Gorn is hopeful about historic gin’s future. Working alongside him on the project will be Van de Walle, whose interest in gin goes beyond the history. Five years ago, Van de Walle began work on Marcel Gin Liqueur, which was also evaluated by IDS, and which Gorn calls a “wonderful creation”.  
“Working with Fred will help to get this project in motion,” concludes Gorn. “It is something very special that will take people on an exciting journey that started over a hundred years ago.”

An explorer’s gin liqueur

Van de Walle’s career has taken him worldwide, uncovering secrets beneath the sea. Marcel Gin Liqueur is inspired by Van de Walle’s travels, and the flavours and experiences he discovered along the way. 

Originally from Belgium, he drew on his country’s heritage of genever, united with aromatics from around the world. To develop and distil the recipe, Van de Walle teamed up with Zum Tröpfli Distillery, spirit makers based in Switzerland, where he now lives. The result is a gin liqueur, which he says has prominent flavours of marzipan, nuts, and orange. 
Although Marcel can be served neat or over ice, Van de Walle likes it best mixed into cocktails where he can experiment with the flavours it brings.
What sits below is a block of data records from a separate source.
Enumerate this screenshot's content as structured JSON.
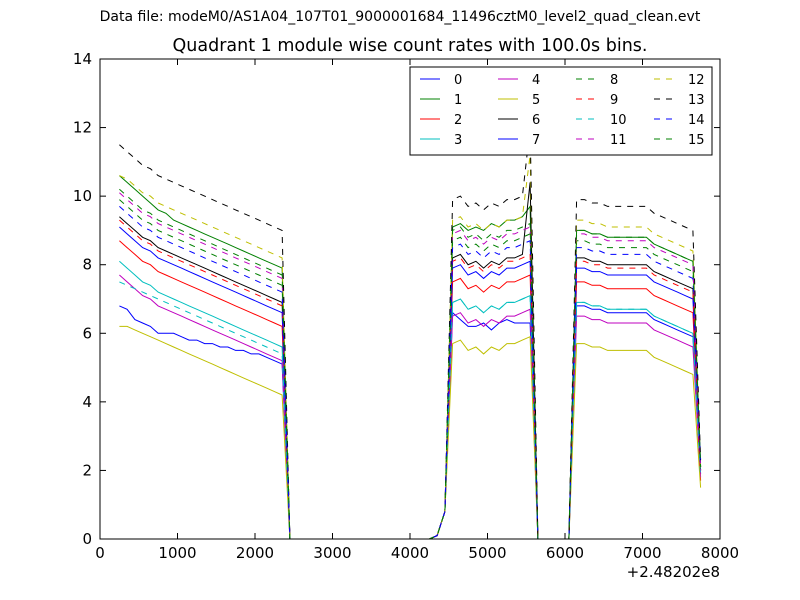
{
  "figure": {
    "suptitle": "Data file: modeM0/AS1A04_107T01_9000001684_11496cztM0_level2_quad_clean.evt"
  },
  "chart_data": {
    "type": "line",
    "title": "Quadrant 1 module wise count rates with 100.0s bins.",
    "xlabel": "",
    "ylabel": "",
    "x_offset_label": "+2.48202e8",
    "xlim": [
      0,
      8000
    ],
    "ylim": [
      0,
      14
    ],
    "xticks": [
      0,
      1000,
      2000,
      3000,
      4000,
      5000,
      6000,
      7000,
      8000
    ],
    "yticks": [
      0,
      2,
      4,
      6,
      8,
      10,
      12,
      14
    ],
    "legend_position": "top-right",
    "legend_columns": 4,
    "x": [
      250,
      350,
      450,
      550,
      650,
      750,
      850,
      950,
      1050,
      1150,
      1250,
      1350,
      1450,
      1550,
      1650,
      1750,
      1850,
      1950,
      2050,
      2150,
      2250,
      2350,
      2450,
      2550,
      2650,
      2750,
      2850,
      2950,
      3050,
      3150,
      3250,
      3350,
      3450,
      3550,
      3650,
      3750,
      3850,
      3950,
      4050,
      4150,
      4250,
      4350,
      4450,
      4550,
      4650,
      4750,
      4850,
      4950,
      5050,
      5150,
      5250,
      5350,
      5450,
      5550,
      5650,
      5750,
      5850,
      5950,
      6050,
      6150,
      6250,
      6350,
      6450,
      6550,
      6650,
      6750,
      6850,
      6950,
      7050,
      7150,
      7250,
      7350,
      7450,
      7550,
      7650,
      7750
    ],
    "series": [
      {
        "name": "0",
        "color": "#0000ff",
        "dash": "solid",
        "active": [
          6.8,
          6.7,
          6.4,
          6.3,
          6.2,
          6.0,
          6.0,
          6.0,
          5.9,
          5.8,
          5.8,
          5.7,
          5.7,
          5.6,
          5.6,
          5.5,
          5.5,
          5.4,
          5.4,
          5.3,
          5.2,
          5.1
        ],
        "mid": [
          6.6,
          6.4,
          6.2,
          6.2,
          6.3,
          6.1,
          6.3,
          6.4,
          6.3,
          6.3,
          6.3
        ],
        "end": [
          6.8,
          6.8,
          6.7,
          6.7,
          6.6,
          6.6,
          6.6,
          6.6,
          6.6,
          6.6,
          6.4,
          6.3,
          6.2,
          6.1,
          6.0,
          5.9
        ],
        "final": 1.9
      },
      {
        "name": "1",
        "color": "#008000",
        "dash": "solid",
        "active": [
          10.6,
          10.4,
          10.2,
          10.0,
          9.8,
          9.6,
          9.5,
          9.3,
          9.2,
          9.1,
          9.0,
          8.9,
          8.8,
          8.7,
          8.6,
          8.5,
          8.4,
          8.3,
          8.2,
          8.1,
          8.0,
          7.9
        ],
        "mid": [
          9.1,
          9.2,
          9.0,
          9.1,
          9.0,
          9.2,
          9.1,
          9.3,
          9.3,
          9.4,
          9.7
        ],
        "end": [
          9.0,
          9.0,
          8.9,
          8.9,
          8.8,
          8.8,
          8.8,
          8.8,
          8.8,
          8.8,
          8.6,
          8.5,
          8.4,
          8.3,
          8.2,
          8.1
        ],
        "final": 2.1
      },
      {
        "name": "2",
        "color": "#ff0000",
        "dash": "solid",
        "active": [
          8.7,
          8.5,
          8.3,
          8.1,
          8.0,
          7.8,
          7.7,
          7.6,
          7.5,
          7.4,
          7.3,
          7.2,
          7.1,
          7.0,
          6.9,
          6.8,
          6.7,
          6.6,
          6.5,
          6.4,
          6.3,
          6.2
        ],
        "mid": [
          7.5,
          7.6,
          7.3,
          7.4,
          7.2,
          7.4,
          7.3,
          7.5,
          7.5,
          7.6,
          7.7
        ],
        "end": [
          7.5,
          7.5,
          7.4,
          7.4,
          7.3,
          7.3,
          7.3,
          7.3,
          7.3,
          7.3,
          7.1,
          7.0,
          6.9,
          6.8,
          6.7,
          6.6
        ],
        "final": 1.7
      },
      {
        "name": "3",
        "color": "#00bfbf",
        "dash": "solid",
        "active": [
          8.1,
          7.9,
          7.7,
          7.5,
          7.4,
          7.2,
          7.1,
          7.0,
          6.9,
          6.8,
          6.7,
          6.6,
          6.5,
          6.4,
          6.3,
          6.2,
          6.1,
          6.0,
          5.9,
          5.8,
          5.7,
          5.6
        ],
        "mid": [
          6.9,
          7.0,
          6.7,
          6.8,
          6.6,
          6.8,
          6.7,
          6.9,
          6.9,
          7.0,
          7.1
        ],
        "end": [
          6.9,
          6.9,
          6.8,
          6.8,
          6.7,
          6.7,
          6.7,
          6.7,
          6.7,
          6.7,
          6.5,
          6.4,
          6.3,
          6.2,
          6.1,
          6.0
        ],
        "final": 2.0
      },
      {
        "name": "4",
        "color": "#bf00bf",
        "dash": "solid",
        "active": [
          7.7,
          7.5,
          7.3,
          7.1,
          7.0,
          6.8,
          6.7,
          6.6,
          6.5,
          6.4,
          6.3,
          6.2,
          6.1,
          6.0,
          5.9,
          5.8,
          5.7,
          5.6,
          5.5,
          5.4,
          5.3,
          5.2
        ],
        "mid": [
          6.5,
          6.6,
          6.3,
          6.4,
          6.2,
          6.4,
          6.3,
          6.5,
          6.5,
          6.6,
          6.7
        ],
        "end": [
          6.5,
          6.5,
          6.4,
          6.4,
          6.3,
          6.3,
          6.3,
          6.3,
          6.3,
          6.3,
          6.1,
          6.0,
          5.9,
          5.8,
          5.7,
          5.6
        ],
        "final": 1.8
      },
      {
        "name": "5",
        "color": "#bfbf00",
        "dash": "solid",
        "active": [
          6.2,
          6.2,
          6.1,
          6.0,
          5.9,
          5.8,
          5.7,
          5.6,
          5.5,
          5.4,
          5.3,
          5.2,
          5.1,
          5.0,
          4.9,
          4.8,
          4.7,
          4.6,
          4.5,
          4.4,
          4.3,
          4.2
        ],
        "mid": [
          5.7,
          5.8,
          5.5,
          5.6,
          5.4,
          5.6,
          5.5,
          5.7,
          5.7,
          5.8,
          5.9
        ],
        "end": [
          5.7,
          5.7,
          5.6,
          5.6,
          5.5,
          5.5,
          5.5,
          5.5,
          5.5,
          5.5,
          5.3,
          5.2,
          5.1,
          5.0,
          4.9,
          4.8
        ],
        "final": 1.5
      },
      {
        "name": "6",
        "color": "#000000",
        "dash": "solid",
        "active": [
          9.4,
          9.2,
          9.0,
          8.8,
          8.7,
          8.5,
          8.4,
          8.3,
          8.2,
          8.1,
          8.0,
          7.9,
          7.8,
          7.7,
          7.6,
          7.5,
          7.4,
          7.3,
          7.2,
          7.1,
          7.0,
          6.9
        ],
        "mid": [
          8.2,
          8.3,
          8.0,
          8.1,
          7.9,
          8.1,
          8.0,
          8.2,
          8.2,
          8.3,
          10.4
        ],
        "end": [
          8.2,
          8.2,
          8.1,
          8.1,
          8.0,
          8.0,
          8.0,
          8.0,
          8.0,
          8.0,
          7.8,
          7.7,
          7.6,
          7.5,
          7.4,
          7.3
        ],
        "final": 2.0
      },
      {
        "name": "7",
        "color": "#0000ff",
        "dash": "solid",
        "active": [
          9.1,
          8.9,
          8.7,
          8.5,
          8.4,
          8.2,
          8.1,
          8.0,
          7.9,
          7.8,
          7.7,
          7.6,
          7.5,
          7.4,
          7.3,
          7.2,
          7.1,
          7.0,
          6.9,
          6.8,
          6.7,
          6.6
        ],
        "mid": [
          7.9,
          8.0,
          7.7,
          7.8,
          7.6,
          7.8,
          7.7,
          7.9,
          7.9,
          8.0,
          8.1
        ],
        "end": [
          7.9,
          7.9,
          7.8,
          7.8,
          7.7,
          7.7,
          7.7,
          7.7,
          7.7,
          7.7,
          7.5,
          7.4,
          7.3,
          7.2,
          7.1,
          7.0
        ],
        "final": 2.1
      },
      {
        "name": "8",
        "color": "#008000",
        "dash": "dashed",
        "active": [
          9.9,
          9.7,
          9.5,
          9.3,
          9.2,
          9.0,
          8.9,
          8.8,
          8.7,
          8.6,
          8.5,
          8.4,
          8.3,
          8.2,
          8.1,
          8.0,
          7.9,
          7.8,
          7.7,
          7.6,
          7.5,
          7.4
        ],
        "mid": [
          8.7,
          8.8,
          8.5,
          8.6,
          8.4,
          8.6,
          8.5,
          8.7,
          8.7,
          8.8,
          8.9
        ],
        "end": [
          8.7,
          8.7,
          8.6,
          8.6,
          8.5,
          8.5,
          8.5,
          8.5,
          8.5,
          8.5,
          8.3,
          8.2,
          8.1,
          8.0,
          7.9,
          7.8
        ],
        "final": 2.2
      },
      {
        "name": "9",
        "color": "#ff0000",
        "dash": "dashed",
        "active": [
          9.3,
          9.1,
          8.9,
          8.7,
          8.6,
          8.4,
          8.3,
          8.2,
          8.1,
          8.0,
          7.9,
          7.8,
          7.7,
          7.6,
          7.5,
          7.4,
          7.3,
          7.2,
          7.1,
          7.0,
          6.9,
          6.8
        ],
        "mid": [
          8.1,
          8.2,
          7.9,
          8.0,
          7.8,
          8.0,
          7.9,
          8.1,
          8.1,
          8.2,
          8.3
        ],
        "end": [
          8.1,
          8.1,
          8.0,
          8.0,
          7.9,
          7.9,
          7.9,
          7.9,
          7.9,
          7.9,
          7.7,
          7.6,
          7.5,
          7.4,
          7.3,
          7.2
        ],
        "final": 1.9
      },
      {
        "name": "10",
        "color": "#00bfbf",
        "dash": "dashed",
        "active": [
          7.5,
          7.4,
          7.3,
          7.2,
          7.1,
          7.0,
          6.9,
          6.8,
          6.7,
          6.6,
          6.5,
          6.4,
          6.3,
          6.2,
          6.1,
          6.0,
          5.9,
          5.8,
          5.7,
          5.6,
          5.5,
          5.4
        ],
        "mid": [
          6.9,
          7.0,
          6.7,
          6.8,
          6.6,
          6.8,
          6.7,
          6.9,
          6.9,
          7.0,
          7.1
        ],
        "end": [
          6.9,
          6.9,
          6.8,
          6.8,
          6.7,
          6.7,
          6.7,
          6.7,
          6.7,
          6.7,
          6.5,
          6.4,
          6.3,
          6.2,
          6.1,
          6.0
        ],
        "final": 1.8
      },
      {
        "name": "11",
        "color": "#bf00bf",
        "dash": "dashed",
        "active": [
          10.1,
          9.9,
          9.7,
          9.5,
          9.4,
          9.2,
          9.1,
          9.0,
          8.9,
          8.8,
          8.7,
          8.6,
          8.5,
          8.4,
          8.3,
          8.2,
          8.1,
          8.0,
          7.9,
          7.8,
          7.7,
          7.6
        ],
        "mid": [
          8.9,
          9.0,
          8.7,
          8.8,
          8.6,
          8.8,
          8.7,
          8.9,
          8.9,
          9.0,
          9.1
        ],
        "end": [
          8.9,
          8.9,
          8.8,
          8.8,
          8.7,
          8.7,
          8.7,
          8.7,
          8.7,
          8.7,
          8.5,
          8.4,
          8.3,
          8.2,
          8.1,
          8.0
        ],
        "final": 2.0
      },
      {
        "name": "12",
        "color": "#bfbf00",
        "dash": "dashed",
        "active": [
          10.6,
          10.5,
          10.3,
          10.1,
          10.0,
          9.8,
          9.7,
          9.6,
          9.5,
          9.4,
          9.3,
          9.2,
          9.1,
          9.0,
          8.9,
          8.8,
          8.7,
          8.6,
          8.5,
          8.4,
          8.3,
          8.2
        ],
        "mid": [
          9.3,
          9.4,
          9.1,
          9.2,
          9.0,
          9.2,
          9.1,
          9.3,
          9.3,
          9.4,
          11.2
        ],
        "end": [
          9.3,
          9.3,
          9.2,
          9.2,
          9.1,
          9.1,
          9.1,
          9.1,
          9.1,
          9.1,
          8.9,
          8.8,
          8.7,
          8.6,
          8.5,
          8.4
        ],
        "final": 2.1
      },
      {
        "name": "13",
        "color": "#000000",
        "dash": "dashed",
        "active": [
          11.5,
          11.3,
          11.1,
          10.9,
          10.8,
          10.6,
          10.5,
          10.4,
          10.3,
          10.2,
          10.1,
          10.0,
          9.9,
          9.8,
          9.7,
          9.6,
          9.5,
          9.4,
          9.3,
          9.2,
          9.1,
          9.0
        ],
        "mid": [
          9.9,
          10.0,
          9.7,
          9.8,
          9.6,
          9.8,
          9.7,
          9.9,
          9.9,
          10.0,
          12.0
        ],
        "end": [
          9.9,
          9.9,
          9.8,
          9.8,
          9.7,
          9.7,
          9.7,
          9.7,
          9.7,
          9.7,
          9.5,
          9.4,
          9.3,
          9.2,
          9.1,
          9.0
        ],
        "final": 2.3
      },
      {
        "name": "14",
        "color": "#0000ff",
        "dash": "dashed",
        "active": [
          9.7,
          9.5,
          9.3,
          9.1,
          9.0,
          8.8,
          8.7,
          8.6,
          8.5,
          8.4,
          8.3,
          8.2,
          8.1,
          8.0,
          7.9,
          7.8,
          7.7,
          7.6,
          7.5,
          7.4,
          7.3,
          7.2
        ],
        "mid": [
          8.5,
          8.6,
          8.3,
          8.4,
          8.2,
          8.4,
          8.3,
          8.5,
          8.5,
          8.6,
          8.7
        ],
        "end": [
          8.5,
          8.5,
          8.4,
          8.4,
          8.3,
          8.3,
          8.3,
          8.3,
          8.3,
          8.3,
          8.1,
          8.0,
          7.9,
          7.8,
          7.7,
          7.6
        ],
        "final": 2.2
      },
      {
        "name": "15",
        "color": "#008000",
        "dash": "dashed",
        "active": [
          10.2,
          10.0,
          9.8,
          9.6,
          9.5,
          9.3,
          9.2,
          9.1,
          9.0,
          8.9,
          8.8,
          8.7,
          8.6,
          8.5,
          8.4,
          8.3,
          8.2,
          8.1,
          8.0,
          7.9,
          7.8,
          7.7
        ],
        "mid": [
          9.0,
          9.1,
          8.8,
          8.9,
          8.7,
          8.9,
          8.8,
          9.0,
          9.0,
          9.1,
          9.2
        ],
        "end": [
          9.0,
          9.0,
          8.9,
          8.9,
          8.8,
          8.8,
          8.8,
          8.8,
          8.8,
          8.8,
          8.6,
          8.5,
          8.4,
          8.3,
          8.2,
          8.1
        ],
        "final": 2.1
      }
    ]
  }
}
He likes to get people involved in the process, giving samples to bartenders or friends to see what they can create. 
“I don’t have one particular style,” says Van de Walle, who is an artist as well as conservator and spirit-maker. “It’s more of an exchange of ideas or techniques… it doesn’t have to be just art. I do it with everything, like in the kitchen.”

Fred Van de Walle with Marcel Gin Liqueur

To Van de Walle, mixing the liqueur into cocktails allows the creative process to continue, long after the liquid itself has been created and bottled. He is now in the development process for his next spirits: whisky and tequila. As ever, he is led by flavour first and foremost. 
Reflecting on the process of making Marcel, Van de Walle says, “I didn’t intentionally set out to create a drink that didn’t exist. I just tried to make something that I thought would be interesting and nice. And it did. So that worked out.”